Cyber operations have moved from being on the periphery of modern conflict to a strategic center, and are likely helping to shape every military decision in the American-Israeli war against Iran, known in Israel as Roaring Lion and in the United States as Epic Fury.

According to Shay Nahum, CEO of CYGHT and recipient of the Israel Defense Prize, cyber warfare is no longer just a parallel domain of war, but a core layer that is critical in shaping intelligence, operations, and even psychological influence campaigns.

Speaking to Defense & Tech by The Jerusalem Post, Nahum said that the current war has exposed a truth long in the making: Cyber capabilities influence “every decision and every missile we fire.”

Intelligence, SIGINT, targeting, and operational planning all rely on cyber-derived information.

“Cyber is the fuel for every corps - air, land and sea,” he said. According to him, it provides the precision and real‑time data that guide physical platforms to their targets.

A man on a bike looks at a destroyed car, in the aftermath of a strike on a police station in Tehran, Iran, March 4, 2026 (credit: MAJID ASGARIPOUR/WANA
A man on a bike looks at a destroyed car, in the aftermath of a strike on a police station in Tehran, Iran, March 4, 2026 (credit: MAJID ASGARIPOUR/WANA (WEST ASIA NEWS AGENCY) VIA REUTERS)

Nahum says the conflict in June, known as Rising Lion, initially focused on halting Iran’s nuclear and missile programs and has now broadened into a campaign targeting the stability of the Islamic Republic itself as part of Roaring Lion/Epic Fury.

“No one is immune,” he said. “The goal is broader now, it’s to destroy the regime.”

Cyber as a central tool

Pointing to two incidents that have circled widely - an alleged audio recording of Prime Minister Benjamin Netanyahu addressing the Iranian people, and a push notification sent through a popular Iranian app telling citizens that help was on the way- Nahum said that cyber operations have become a central tool in toppling the regime.

According to Nahum, Israel and the United States now view influence operations as essential to accelerating internal pressure on the regime.

“The regime won’t fall on its own, or even from firepower alone,” he told D&T. “But if the Iranian people take action, it will fall faster.”

According to him, Iran has attempted similar operations inside Israel, seeking to inflame internal divisions. But the scale and sophistication of the current Israeli‑American effort, he argues, is unprecedented.

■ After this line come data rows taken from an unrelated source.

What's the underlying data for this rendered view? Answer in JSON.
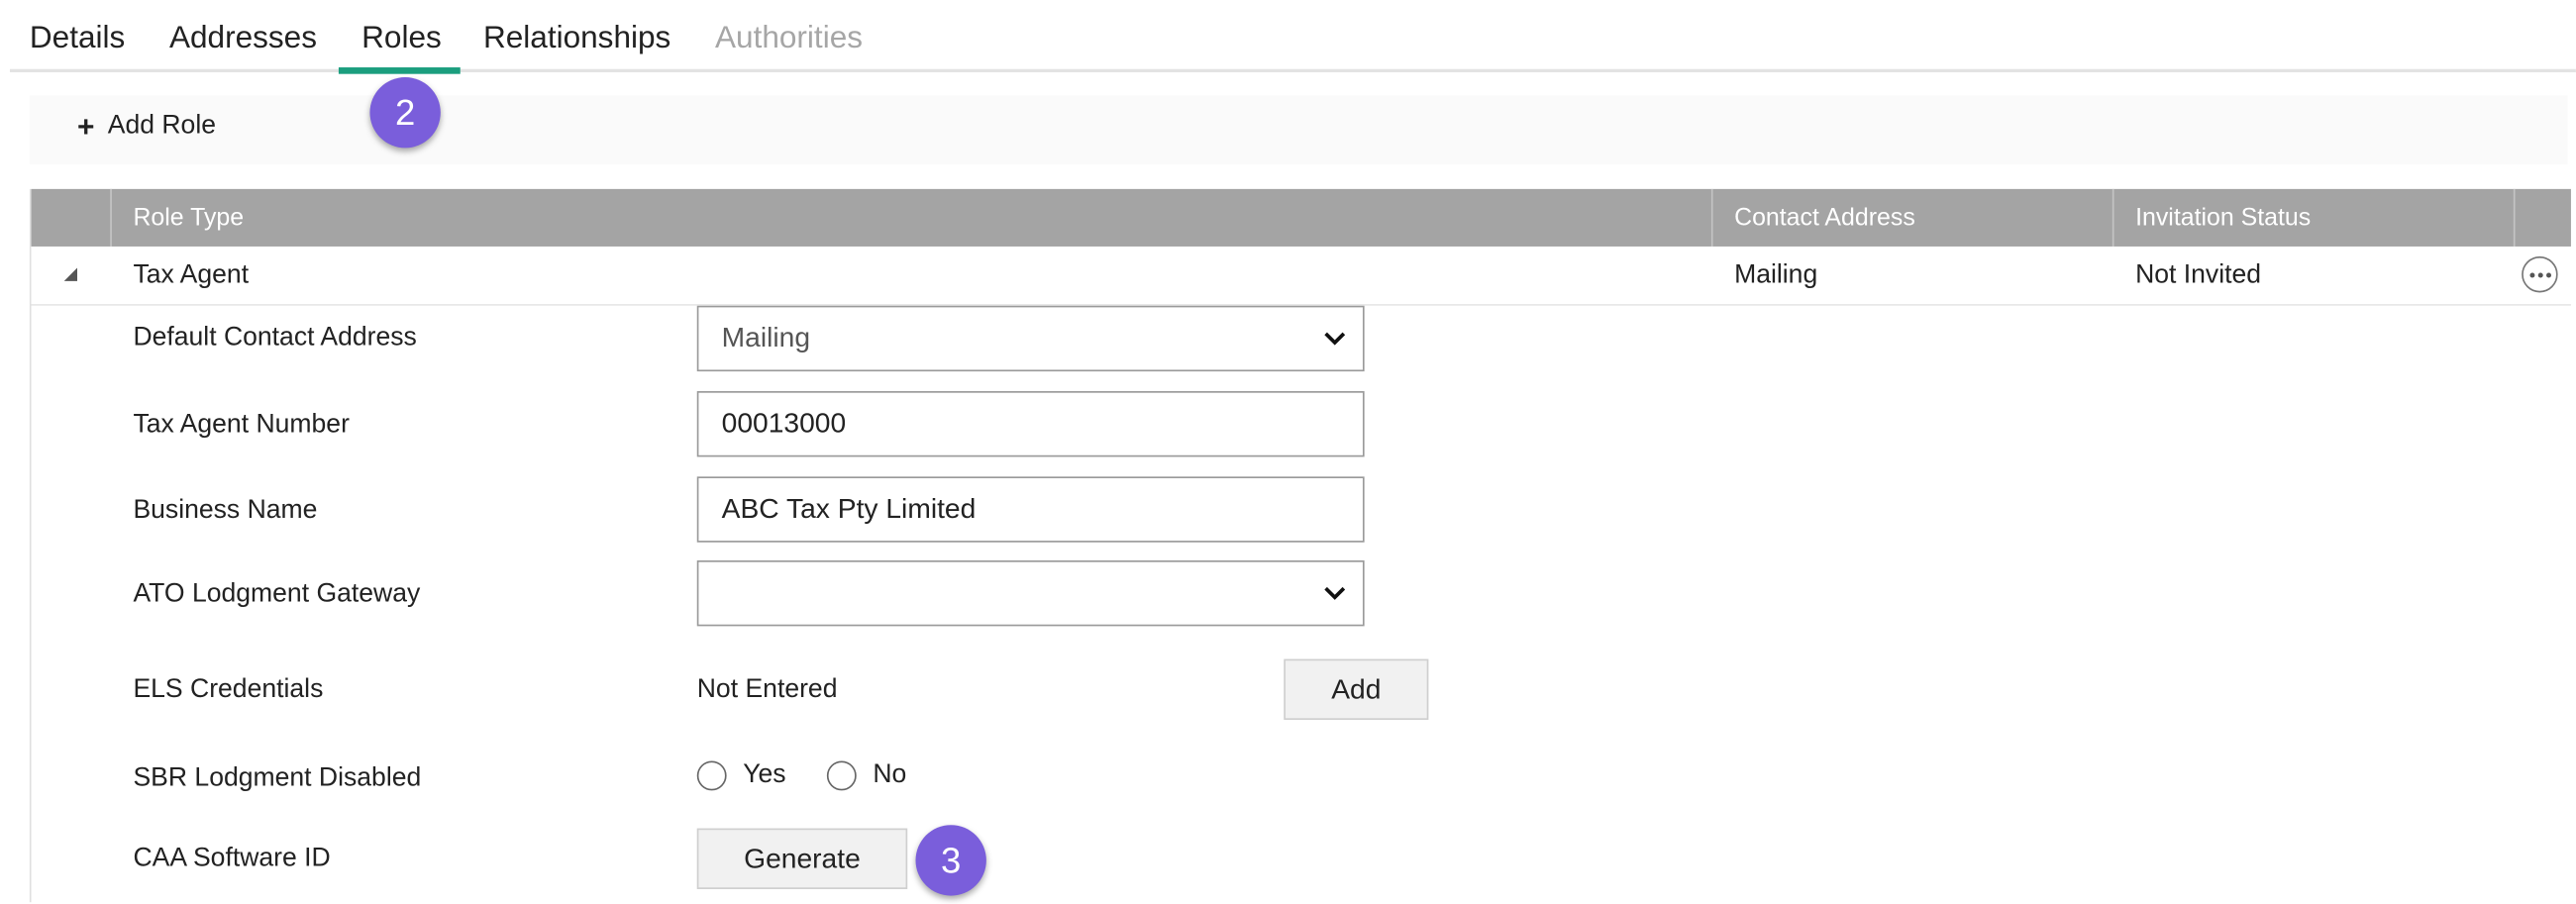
{
  "tabs": [
    {
      "label": "Details"
    },
    {
      "label": "Addresses"
    },
    {
      "label": "Roles"
    },
    {
      "label": "Relationships"
    },
    {
      "label": "Authorities"
    }
  ],
  "badges": {
    "roles_step": "2",
    "generate_step": "3"
  },
  "toolbar": {
    "add_role_label": "Add Role",
    "add_icon": "plus-icon"
  },
  "grid": {
    "columns": [
      "Role Type",
      "Contact Address",
      "Invitation Status"
    ],
    "rows": [
      {
        "role_type": "Tax Agent",
        "contact_address": "Mailing",
        "invitation_status": "Not Invited"
      }
    ]
  },
  "detail": {
    "default_contact_address": {
      "label": "Default Contact Address",
      "value": "Mailing"
    },
    "tax_agent_number": {
      "label": "Tax Agent Number",
      "value": "00013000"
    },
    "business_name": {
      "label": "Business Name",
      "value": "ABC Tax Pty Limited"
    },
    "ato_lodgment_gateway": {
      "label": "ATO Lodgment Gateway",
      "value": ""
    },
    "els_credentials": {
      "label": "ELS Credentials",
      "value": "Not Entered",
      "button": "Add"
    },
    "sbr_lodgment_disabled": {
      "label": "SBR Lodgment Disabled",
      "options": [
        "Yes",
        "No"
      ]
    },
    "caa_software_id": {
      "label": "CAA Software ID",
      "button": "Generate"
    }
  },
  "colors": {
    "accent": "#1b9e7e",
    "badge": "#7a5edb",
    "header_bg": "#a4a4a4"
  }
}
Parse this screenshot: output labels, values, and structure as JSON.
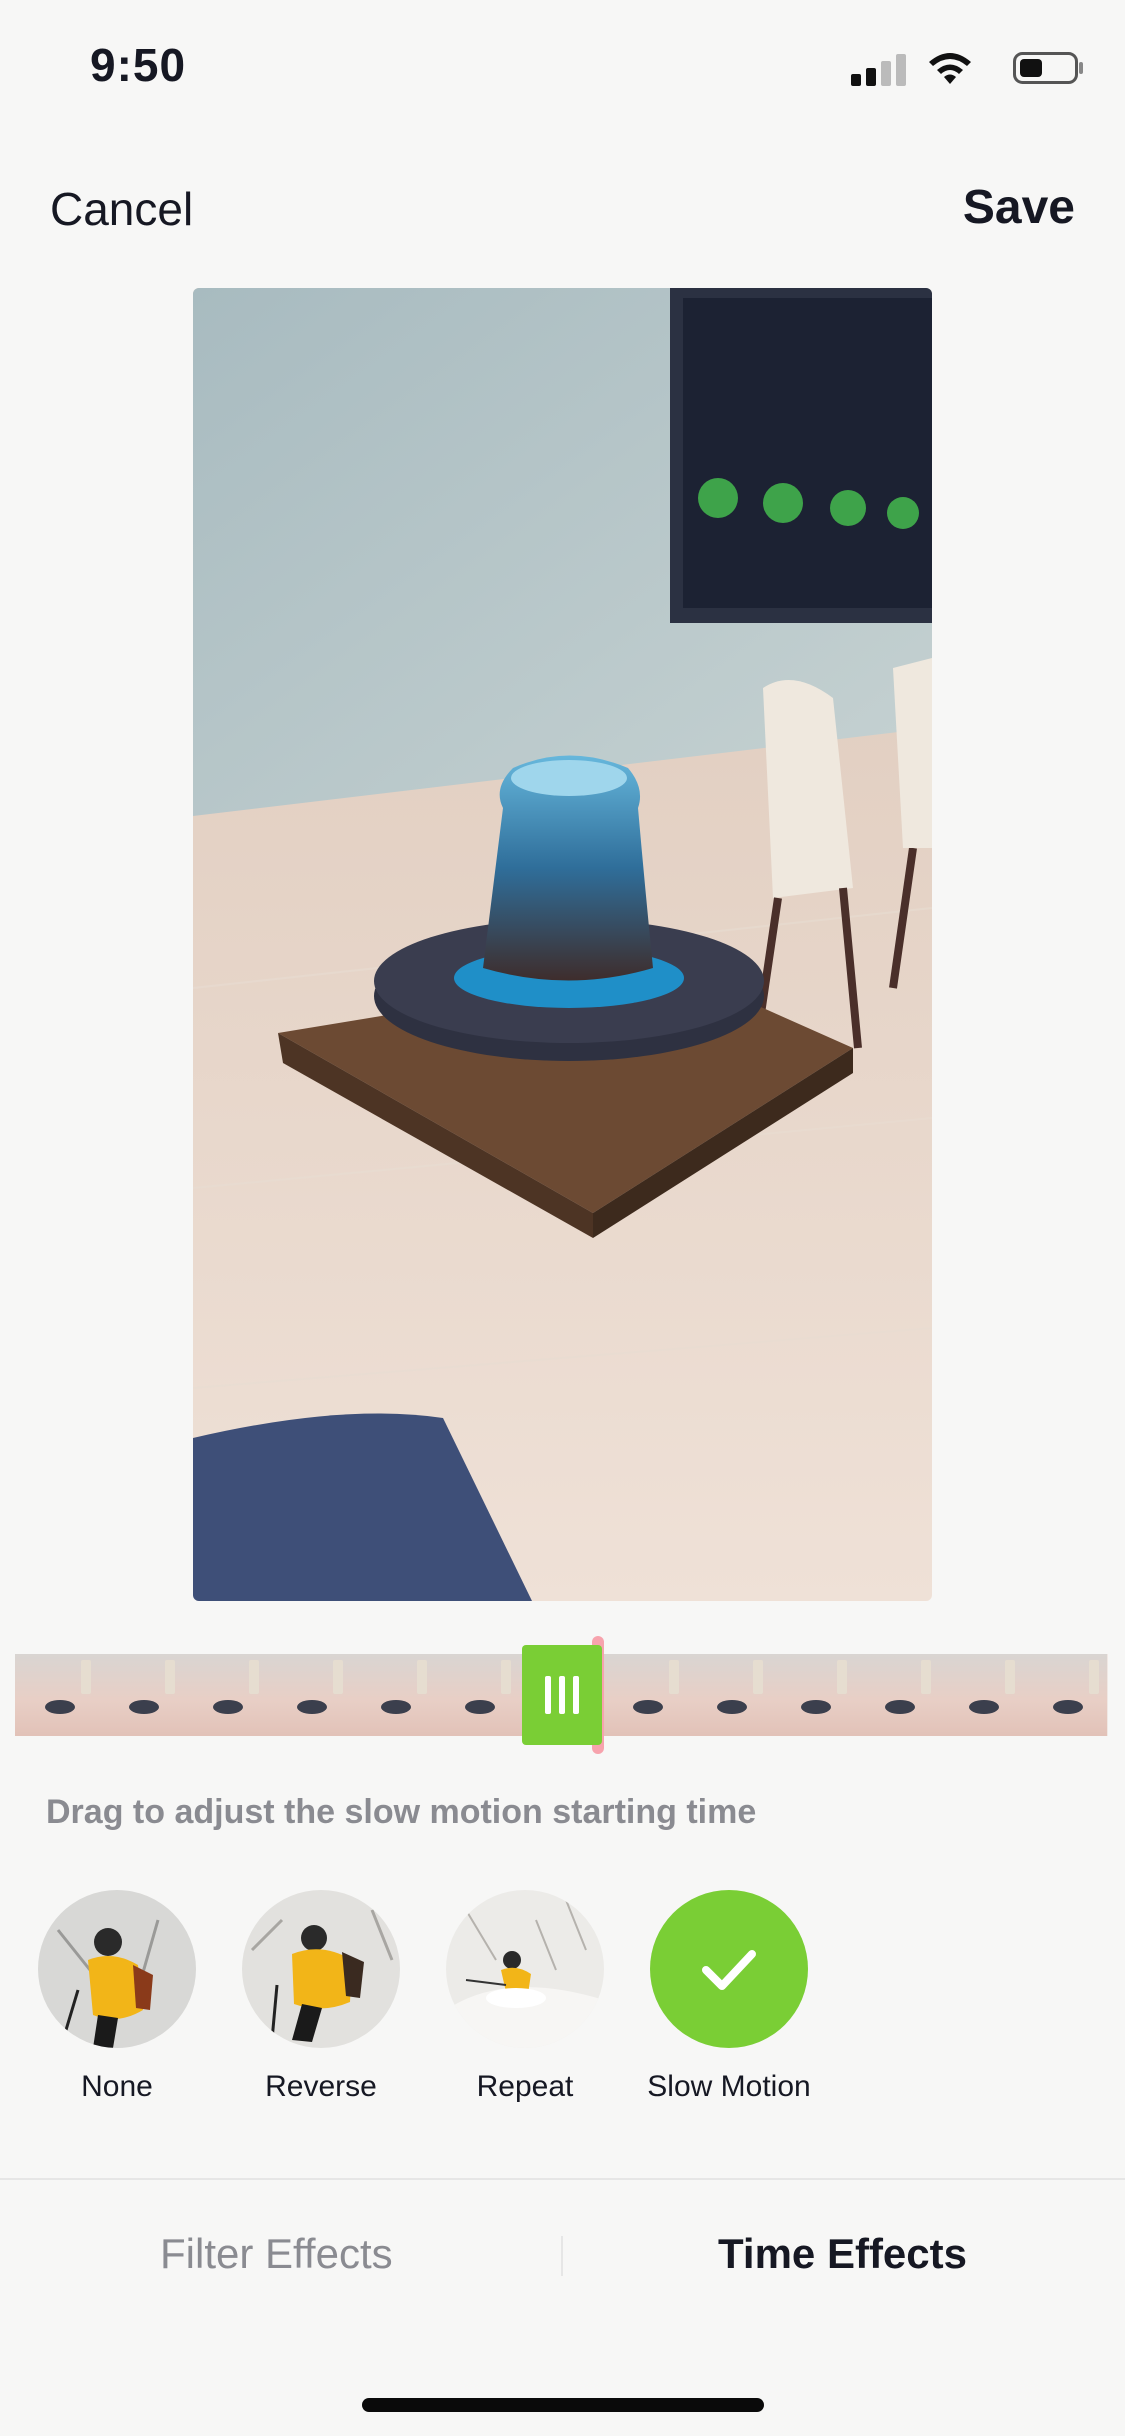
{
  "status_bar": {
    "time": "9:50",
    "battery_level": 0.4
  },
  "nav": {
    "cancel_label": "Cancel",
    "save_label": "Save"
  },
  "preview": {
    "icon": "video-preview"
  },
  "timeline": {
    "handle_icon": "drag-handle-icon"
  },
  "hint": "Drag to adjust the slow motion starting time",
  "effects": [
    {
      "label": "None"
    },
    {
      "label": "Reverse"
    },
    {
      "label": "Repeat"
    },
    {
      "label": "Slow Motion",
      "selected": true
    }
  ],
  "tabs": {
    "filter_label": "Filter Effects",
    "time_label": "Time Effects",
    "active": "Time Effects"
  },
  "colors": {
    "accent": "#7ace35",
    "text": "#161823",
    "muted": "#8a8b91",
    "background": "#f7f7f6"
  }
}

From Stuxnet to deep penetration

Nahum traces the roots of today’s cyber confrontation back to 2010, when the Stuxnet worm, widely attributed to Israel and the United States, damaged Iran’s nuclear centrifuges.

“The regime should have understood then that Israel and the US had succeeded in penetrating their nuclear program,” he said. Even back then “they were already compromised.”

Pointing to the June breaches of Iranian bitcoin exchanges and IRGC‑linked banks as examples of how thoroughly foreign intelligence services have infiltrated Iranian networks

“Fifteen years later, Western access is far deeper”, he told D&T. “These compromises show you that Western militaries are inside your infrastructure. Inside their critical decisions.”

Men watch from a hillside as a plume of smoke rises after an explosion on March 2, 2026 in Tehran, Iran.
Men watch from a hillside as a plume of smoke rises after an explosion on March 2, 2026 in Tehran, Iran. (credit: Majid Saeedi/Getty Images)

Iran’s digital isolation and its vulnerabilities

Throughout the war, Iran has sharply restricted internet access, leaving only a small fraction of the population online. Nahum estimates that roughly 4% of Iranians retained connectivity during the height of the fighting. The goal, he said, was to block Israeli and American messaging and limit the spread of anti‑regime sentiment.

Yet even with the public internet largely shut down, Iran remains exposed. Its internal intranet that’s used for banking, government services, and industrial systems-continues to operate. Nahum believes this network is a key target for future cyber operations during the current war.

“We may see the Israelis and Americans continue to compromise Iranian‑related infrastructure like financial, telecom, and manufacturing systems,” he said. “These are the systems that keep the regime functioning.”